- The Washington Times - Tuesday, March 12, 2002

Most of us viewed the attack on the World Trade Center on television as an exploded skyline ablaze. The extraordinary, never-before-broadcast footage from CBS's documentary "9/11," broadcast Sunday evening, showed New York City firemen converging at a makeshift command post inside Tower One and provided an eerie new perspective. We watch as order is temporarily imposed over the chaos with the arrival of the department brass. We watch as scores of firemen make their way through the vast lobby, unhesitatingly and even unhurriedly, ready to begin what we know is their long, last climb into the sky.

It is a scene of mortal doom. It is also a scene of almost overwhelming claustrophobia. The camera focuses on the fire chiefs, restless, consternated and confined to a space that quickly becomes a colossal blind spot to the morning's events. On September 11, television viewers watching from thousands of miles away knew what they were looking at when Tower Two came smashing down. Inside Tower One, however, as the camerawork in "9/11" makes clear, New York's Bravest were in the dark, literally and figuratively. They experienced the implosion of their sister tower as an ungraspable phenomenon of noise, smoke and ash. In revealing the tunnel vision of this terrible immediacy, "9/11" does, as its narrator says, "open a new chapter in the most important story of our time." This new chapter, however, contains an unexpected plot twist in the way we read the day's cataclysmic events.
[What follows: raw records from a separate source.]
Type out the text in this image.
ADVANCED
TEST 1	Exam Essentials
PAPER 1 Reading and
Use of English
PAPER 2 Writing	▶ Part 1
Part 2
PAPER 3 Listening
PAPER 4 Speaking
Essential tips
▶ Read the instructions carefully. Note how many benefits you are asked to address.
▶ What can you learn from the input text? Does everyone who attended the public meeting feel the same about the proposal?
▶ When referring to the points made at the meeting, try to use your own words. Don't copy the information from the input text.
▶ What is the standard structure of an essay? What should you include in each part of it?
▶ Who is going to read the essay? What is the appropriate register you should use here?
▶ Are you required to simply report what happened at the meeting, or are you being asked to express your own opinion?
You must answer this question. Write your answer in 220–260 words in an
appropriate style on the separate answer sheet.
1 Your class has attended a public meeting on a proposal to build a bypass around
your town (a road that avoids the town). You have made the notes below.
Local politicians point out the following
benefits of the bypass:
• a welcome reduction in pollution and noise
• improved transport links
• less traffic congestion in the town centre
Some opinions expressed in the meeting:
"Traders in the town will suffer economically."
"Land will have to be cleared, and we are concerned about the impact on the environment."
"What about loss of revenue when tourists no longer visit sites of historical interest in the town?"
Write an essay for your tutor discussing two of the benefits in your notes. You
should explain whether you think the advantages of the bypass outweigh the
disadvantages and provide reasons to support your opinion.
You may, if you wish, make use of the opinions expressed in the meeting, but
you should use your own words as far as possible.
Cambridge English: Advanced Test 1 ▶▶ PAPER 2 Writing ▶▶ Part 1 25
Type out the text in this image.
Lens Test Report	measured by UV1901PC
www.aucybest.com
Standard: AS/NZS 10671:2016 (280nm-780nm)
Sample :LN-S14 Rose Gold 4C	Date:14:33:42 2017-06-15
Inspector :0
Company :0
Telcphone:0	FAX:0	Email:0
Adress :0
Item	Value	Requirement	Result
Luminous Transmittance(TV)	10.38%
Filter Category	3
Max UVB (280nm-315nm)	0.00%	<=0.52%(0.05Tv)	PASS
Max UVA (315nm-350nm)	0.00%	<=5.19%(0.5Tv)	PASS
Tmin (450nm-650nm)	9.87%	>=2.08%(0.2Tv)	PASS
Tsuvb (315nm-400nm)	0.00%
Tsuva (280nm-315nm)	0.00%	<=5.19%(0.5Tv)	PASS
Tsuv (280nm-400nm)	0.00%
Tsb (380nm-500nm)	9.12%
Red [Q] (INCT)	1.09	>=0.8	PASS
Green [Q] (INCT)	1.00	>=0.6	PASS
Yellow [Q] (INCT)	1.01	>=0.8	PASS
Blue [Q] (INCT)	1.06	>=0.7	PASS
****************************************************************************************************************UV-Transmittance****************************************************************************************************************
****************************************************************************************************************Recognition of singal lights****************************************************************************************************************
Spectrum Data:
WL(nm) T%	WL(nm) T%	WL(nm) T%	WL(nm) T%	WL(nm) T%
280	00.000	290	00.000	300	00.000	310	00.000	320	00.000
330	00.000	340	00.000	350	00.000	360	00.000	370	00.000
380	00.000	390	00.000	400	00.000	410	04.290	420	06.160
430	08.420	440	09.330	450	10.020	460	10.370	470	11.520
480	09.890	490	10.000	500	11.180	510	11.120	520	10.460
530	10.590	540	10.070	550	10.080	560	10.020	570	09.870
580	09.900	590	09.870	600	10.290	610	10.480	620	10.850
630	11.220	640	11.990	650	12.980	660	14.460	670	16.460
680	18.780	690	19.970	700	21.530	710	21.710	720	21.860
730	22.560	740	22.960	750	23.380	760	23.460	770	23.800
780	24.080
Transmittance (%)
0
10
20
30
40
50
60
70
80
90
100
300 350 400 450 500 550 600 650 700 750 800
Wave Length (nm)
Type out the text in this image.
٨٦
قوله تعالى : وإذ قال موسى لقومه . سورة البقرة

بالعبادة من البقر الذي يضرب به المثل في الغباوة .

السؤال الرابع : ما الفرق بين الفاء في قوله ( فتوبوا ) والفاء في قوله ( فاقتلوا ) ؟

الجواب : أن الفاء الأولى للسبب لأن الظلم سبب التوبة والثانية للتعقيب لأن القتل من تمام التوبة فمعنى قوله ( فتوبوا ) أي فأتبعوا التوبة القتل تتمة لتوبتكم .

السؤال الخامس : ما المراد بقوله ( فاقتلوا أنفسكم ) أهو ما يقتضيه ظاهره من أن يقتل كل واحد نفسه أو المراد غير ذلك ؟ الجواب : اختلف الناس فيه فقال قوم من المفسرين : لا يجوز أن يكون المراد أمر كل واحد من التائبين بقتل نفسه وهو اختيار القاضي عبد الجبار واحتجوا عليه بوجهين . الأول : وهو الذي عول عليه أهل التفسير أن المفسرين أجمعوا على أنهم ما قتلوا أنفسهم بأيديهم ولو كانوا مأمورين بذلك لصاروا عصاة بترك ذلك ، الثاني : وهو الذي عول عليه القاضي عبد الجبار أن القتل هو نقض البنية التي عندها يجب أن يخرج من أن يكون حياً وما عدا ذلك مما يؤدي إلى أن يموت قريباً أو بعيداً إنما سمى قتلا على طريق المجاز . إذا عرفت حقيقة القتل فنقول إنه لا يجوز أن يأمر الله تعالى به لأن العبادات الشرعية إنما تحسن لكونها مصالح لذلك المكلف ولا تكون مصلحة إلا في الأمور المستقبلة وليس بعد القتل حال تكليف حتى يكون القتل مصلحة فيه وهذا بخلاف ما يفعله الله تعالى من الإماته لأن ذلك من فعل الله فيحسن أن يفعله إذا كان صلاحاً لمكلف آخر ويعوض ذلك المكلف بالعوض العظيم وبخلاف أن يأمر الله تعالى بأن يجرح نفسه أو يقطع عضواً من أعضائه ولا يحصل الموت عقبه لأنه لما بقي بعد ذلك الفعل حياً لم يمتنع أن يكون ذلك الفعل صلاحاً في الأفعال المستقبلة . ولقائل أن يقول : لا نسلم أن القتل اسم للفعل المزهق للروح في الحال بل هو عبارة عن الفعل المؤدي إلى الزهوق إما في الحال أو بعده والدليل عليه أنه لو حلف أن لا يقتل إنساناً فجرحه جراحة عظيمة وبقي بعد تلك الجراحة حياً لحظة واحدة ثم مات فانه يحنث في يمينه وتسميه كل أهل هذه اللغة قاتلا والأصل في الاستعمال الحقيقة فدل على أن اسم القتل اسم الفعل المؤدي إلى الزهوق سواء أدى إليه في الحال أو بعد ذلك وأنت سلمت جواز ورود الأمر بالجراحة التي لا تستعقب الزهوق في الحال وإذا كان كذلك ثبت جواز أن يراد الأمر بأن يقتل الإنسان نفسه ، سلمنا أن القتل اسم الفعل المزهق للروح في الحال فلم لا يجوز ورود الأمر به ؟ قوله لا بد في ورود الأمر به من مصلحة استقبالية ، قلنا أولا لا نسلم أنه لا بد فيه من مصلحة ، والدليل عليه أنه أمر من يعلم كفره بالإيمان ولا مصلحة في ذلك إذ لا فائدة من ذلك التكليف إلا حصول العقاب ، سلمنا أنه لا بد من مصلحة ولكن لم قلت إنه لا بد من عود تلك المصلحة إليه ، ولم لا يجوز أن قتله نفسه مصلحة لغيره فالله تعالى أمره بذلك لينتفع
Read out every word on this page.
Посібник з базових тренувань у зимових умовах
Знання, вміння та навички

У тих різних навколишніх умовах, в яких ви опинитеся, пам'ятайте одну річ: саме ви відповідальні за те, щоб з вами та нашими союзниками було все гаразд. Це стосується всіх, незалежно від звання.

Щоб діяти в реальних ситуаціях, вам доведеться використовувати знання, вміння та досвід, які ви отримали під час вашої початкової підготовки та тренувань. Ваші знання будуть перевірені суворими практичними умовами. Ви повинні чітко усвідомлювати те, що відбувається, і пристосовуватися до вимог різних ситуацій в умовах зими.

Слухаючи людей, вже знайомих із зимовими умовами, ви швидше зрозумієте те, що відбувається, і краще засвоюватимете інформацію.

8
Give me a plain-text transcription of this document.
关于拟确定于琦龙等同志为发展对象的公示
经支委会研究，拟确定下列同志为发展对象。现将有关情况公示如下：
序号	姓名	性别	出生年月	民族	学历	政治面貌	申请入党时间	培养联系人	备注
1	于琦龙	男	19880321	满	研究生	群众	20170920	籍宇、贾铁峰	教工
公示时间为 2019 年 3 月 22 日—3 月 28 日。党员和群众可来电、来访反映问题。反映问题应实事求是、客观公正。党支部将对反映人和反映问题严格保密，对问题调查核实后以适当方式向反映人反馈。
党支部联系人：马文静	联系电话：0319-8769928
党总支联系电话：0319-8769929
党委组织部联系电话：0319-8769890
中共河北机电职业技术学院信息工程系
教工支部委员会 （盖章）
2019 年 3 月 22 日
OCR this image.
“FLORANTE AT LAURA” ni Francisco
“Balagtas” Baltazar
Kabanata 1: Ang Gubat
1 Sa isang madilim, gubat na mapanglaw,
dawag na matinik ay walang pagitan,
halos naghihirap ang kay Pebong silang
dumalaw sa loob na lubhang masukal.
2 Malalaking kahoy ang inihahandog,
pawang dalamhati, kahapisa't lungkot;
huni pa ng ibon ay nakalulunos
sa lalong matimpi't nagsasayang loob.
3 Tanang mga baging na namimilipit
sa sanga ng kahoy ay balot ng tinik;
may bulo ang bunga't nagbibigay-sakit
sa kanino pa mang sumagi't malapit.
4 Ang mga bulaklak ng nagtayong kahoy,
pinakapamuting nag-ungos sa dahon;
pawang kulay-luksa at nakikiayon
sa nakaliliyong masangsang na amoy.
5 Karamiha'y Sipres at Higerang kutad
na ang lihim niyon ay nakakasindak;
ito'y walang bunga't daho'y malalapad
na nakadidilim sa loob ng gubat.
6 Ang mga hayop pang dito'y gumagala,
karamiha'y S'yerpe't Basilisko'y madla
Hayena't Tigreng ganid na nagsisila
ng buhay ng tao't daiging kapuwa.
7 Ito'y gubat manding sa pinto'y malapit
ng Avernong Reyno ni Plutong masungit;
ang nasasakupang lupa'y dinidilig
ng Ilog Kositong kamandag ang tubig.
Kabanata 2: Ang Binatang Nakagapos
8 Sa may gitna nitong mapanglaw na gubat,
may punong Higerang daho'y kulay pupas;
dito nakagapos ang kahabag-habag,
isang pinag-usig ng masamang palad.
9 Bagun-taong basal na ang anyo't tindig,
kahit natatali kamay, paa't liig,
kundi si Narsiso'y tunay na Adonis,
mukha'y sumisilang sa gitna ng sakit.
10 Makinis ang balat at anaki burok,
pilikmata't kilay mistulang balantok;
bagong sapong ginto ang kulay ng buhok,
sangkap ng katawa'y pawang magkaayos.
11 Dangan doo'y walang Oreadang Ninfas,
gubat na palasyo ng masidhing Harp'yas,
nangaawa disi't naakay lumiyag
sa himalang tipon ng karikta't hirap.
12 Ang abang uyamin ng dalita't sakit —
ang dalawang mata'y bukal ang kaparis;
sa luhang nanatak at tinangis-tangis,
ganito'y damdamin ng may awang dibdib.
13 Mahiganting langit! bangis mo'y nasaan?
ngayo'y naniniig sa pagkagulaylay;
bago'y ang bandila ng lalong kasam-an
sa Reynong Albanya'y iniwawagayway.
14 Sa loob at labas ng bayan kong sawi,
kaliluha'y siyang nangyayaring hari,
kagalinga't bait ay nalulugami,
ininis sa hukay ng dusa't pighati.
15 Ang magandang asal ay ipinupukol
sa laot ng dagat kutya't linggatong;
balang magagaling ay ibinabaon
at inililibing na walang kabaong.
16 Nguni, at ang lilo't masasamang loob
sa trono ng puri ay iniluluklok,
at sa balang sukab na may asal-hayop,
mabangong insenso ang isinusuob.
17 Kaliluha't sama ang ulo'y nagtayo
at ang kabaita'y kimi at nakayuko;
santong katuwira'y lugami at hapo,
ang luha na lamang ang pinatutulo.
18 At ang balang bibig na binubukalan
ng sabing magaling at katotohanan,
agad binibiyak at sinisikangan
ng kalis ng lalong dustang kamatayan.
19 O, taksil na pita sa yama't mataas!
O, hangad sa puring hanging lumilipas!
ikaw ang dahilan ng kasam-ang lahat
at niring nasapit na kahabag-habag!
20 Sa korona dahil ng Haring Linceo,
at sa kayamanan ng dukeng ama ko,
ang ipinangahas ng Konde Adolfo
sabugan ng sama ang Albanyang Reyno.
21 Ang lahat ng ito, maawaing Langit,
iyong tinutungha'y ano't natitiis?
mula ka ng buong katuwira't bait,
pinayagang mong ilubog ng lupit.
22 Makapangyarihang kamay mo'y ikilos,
Long before September 11, Jules and Gedeon Naudet, two French-born filmmakers, set out to film the story of a rookie fireman. That September 11 happened during their rookie's probationary period obviously changed the narrative as they had expected to shoot it. But if the narrative structure changed, the narrative focus didn't. Or, rather, the Naudet brothers chose not to let it.

Regrettably, "9/11" conveys no sense of connection between the attack on the World Trade Center and the "attack" on the United States. In other words, there is little or no mention that this atrocity was an act of war that led this country to mobilize its armies and jump-start an international coalition against global terrorism. No "Support Our Guys in Afghanistan" message here. No Afghanistan, either. The absence of a broader context is disorienting. In many ways, "9/11" never reaches beyond the story of the day the men of Engine 7 and Ladder 1 had to fight a really, really big fire.

Exaggeration? Not really. "I knew this would be the worst day of my life as a firefighter," says one fireman, reflecting on what it was like to see the first plane hit the World Trade Center. This is true. Three-hundred-and forty-three firemen perished on September 11. But September 11 was the worst day of all our lives as Americans, and in the totally intimate focus of "9/11," there is no glimpse of this national grief or the resolve to fight back that was born of it. "9/11" celebrates our heroes, but by portraying their sacrifice in an ahistorical vacuum, a vital part of their story and ours is lost.